EXPO 2010. Riflessione aperta sugli strascichi italiani. Occasione mancata?

SHANGHAI: L’Expo 2010 si è chiusa con il passaggio di consegna ufficiale dalla Cina con furore nelle mani di Letizia Moratti, commissario speciale per la prossima edizione dell’esposizione internazionale,  sullo sfondo di un cantiere targato Milano Expo 2015 che lascia ancora discutere o perlomeno risulta ai molti ancora impercettibile. L’entusiasmo che ha animato ed elettrizzato milioni di cinesi nella sola Shanghai già 5 anni prima dell’apertura dei padiglioni è quasi totalmente assente in una Italia che logorata da rallentamenti politici, produttivi, coordinativi e comunicativi non smette di lasciare perplessi quanti sul piano internazionale si confrontano quotidianamente con altre realtà e perché no con alterità che si vantano percettibilmente nel fare del proprio Paese elemento di prestigio.

Sicuramente è stata un’ EXPO testimone dell’attenzione che le aziende, le menti creative, la macchina produttiva del made in Italy hanno per la Cina, assieme al rispetto che in fondo l’imprenditoria e la creatività nostrana riservano oggi per la seconda economia più importante del pianeta, e forse la prima per potenzialità di creazione di un mercato autonomo e distinto in grado di garantire al nostro export una configurazione rinnovata e opportunità da spartire.

Affluenze record per lo spazio progettato da Giampaolo Imbrighi e più che positivi i commenti dei cinesi intervistati a fine excursus fra le monumentali creazioni poste in bellissima scena su uno sfondo dalla memoria rinascimentale e di grande rigogliosità artistica in richiamo al patrimonio culturale della nostra italianità. Quasi 8 milioni di cinesi hanno aspettato per ore e ore in coda prima di varcare la soglia del nostro padiglione, riempiendo con centinaia di scatti le memorie digitali di altrettante milioni di macchine fotografiche. Ammirazione ed entusiamo reciproche hanno sicuramente caratterizzato la relazione fra nuovi potenziali estimatori cinesi e creators italiani.

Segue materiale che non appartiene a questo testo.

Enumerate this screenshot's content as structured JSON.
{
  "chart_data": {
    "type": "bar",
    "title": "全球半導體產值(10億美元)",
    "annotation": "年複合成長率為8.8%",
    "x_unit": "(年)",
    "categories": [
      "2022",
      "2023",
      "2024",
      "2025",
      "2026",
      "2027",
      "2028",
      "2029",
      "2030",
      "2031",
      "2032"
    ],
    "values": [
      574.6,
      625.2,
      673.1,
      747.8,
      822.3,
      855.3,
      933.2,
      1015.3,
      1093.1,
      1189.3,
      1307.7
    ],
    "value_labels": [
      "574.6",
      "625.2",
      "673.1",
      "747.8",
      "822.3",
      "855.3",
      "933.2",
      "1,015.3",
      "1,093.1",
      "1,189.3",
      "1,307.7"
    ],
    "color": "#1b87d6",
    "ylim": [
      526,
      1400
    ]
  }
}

Appurato tutto ciò. è però naturale  riflettere sulla portata d’indifferenza e dilagante sofferenza istituzionale che ha accompagnato nella politica nostrana un evento talmente importante come una esposizione internazionale, su un panorama altrettanto strategico come la Cina. Non importa se da Germania, Francia per non parlare poi dei vicini Paesi asiatici è stato un continuo via vai di Ministri e funzionari oltre che di esperti tecnici in grado di coordinare tavole di riflessione e di mediazione strutturata con i nuovi pengyou cinesi. Il salvar la faccia sembra dipendere dalla visita in extremis di Napolitano che riporta su un livello di alto prestigio istituzionale lo sguardo italiano alla chiusura dell’expo.

Un’occasione mancata, ancora una volta come già troppe volte visto su scenari internazionali. Non serve essere sinologi per conoscere quanto nella sensibilità cinese il ruolo del gruppo unito a quello del capo hanno nei termini di armonia e condivisione di intenti un ruolo fondante per il riconoscimento del valore e del prestigio di un’identità da parte dei propri interlocutori. L’assenza del primo ministro Berlusconi  e di quella di cariche altrettanto importanti in termini di valorizzazione delle energie produttive italiane, basti pensare allo stesso Ministro dello sviluppo economico non passano inosservati agli occhi della dirigenza cinese. Non è da poco soppesare che in Cina il partito ha coordinato e legittimato lo sviluppo nella dimensione socialista di mercato (così come lo stesso Deng Xiao Ping avviò nella sua lunga marcia a sud già negli anni 80) e che pertanto il dialogo fra istituzioni e organi politici viene a consolidare un clima di considerazione che sicuramente non è stato centrato. 

Come dire. il successo è degli italiani, del nostro estro e della qualità produttiva, del glorioso passato che affascina per abilità e centralità storica lo sguardo cinese che scruta le conformità dell’identità europea, trovando nel nostro Paese un protagonista indiscusso stimabile. Peccato però che in Cina un figlio che non sia guidato da un buon padre, che gli sia di esempio per essere educato e avviato al riconoscimento delle regole finisca per l’essere tacciato di fannullaggine. La centralità dell’etica confuciana non smette di rivelare che in fondo di occasione mancata possiamo realmente parlare.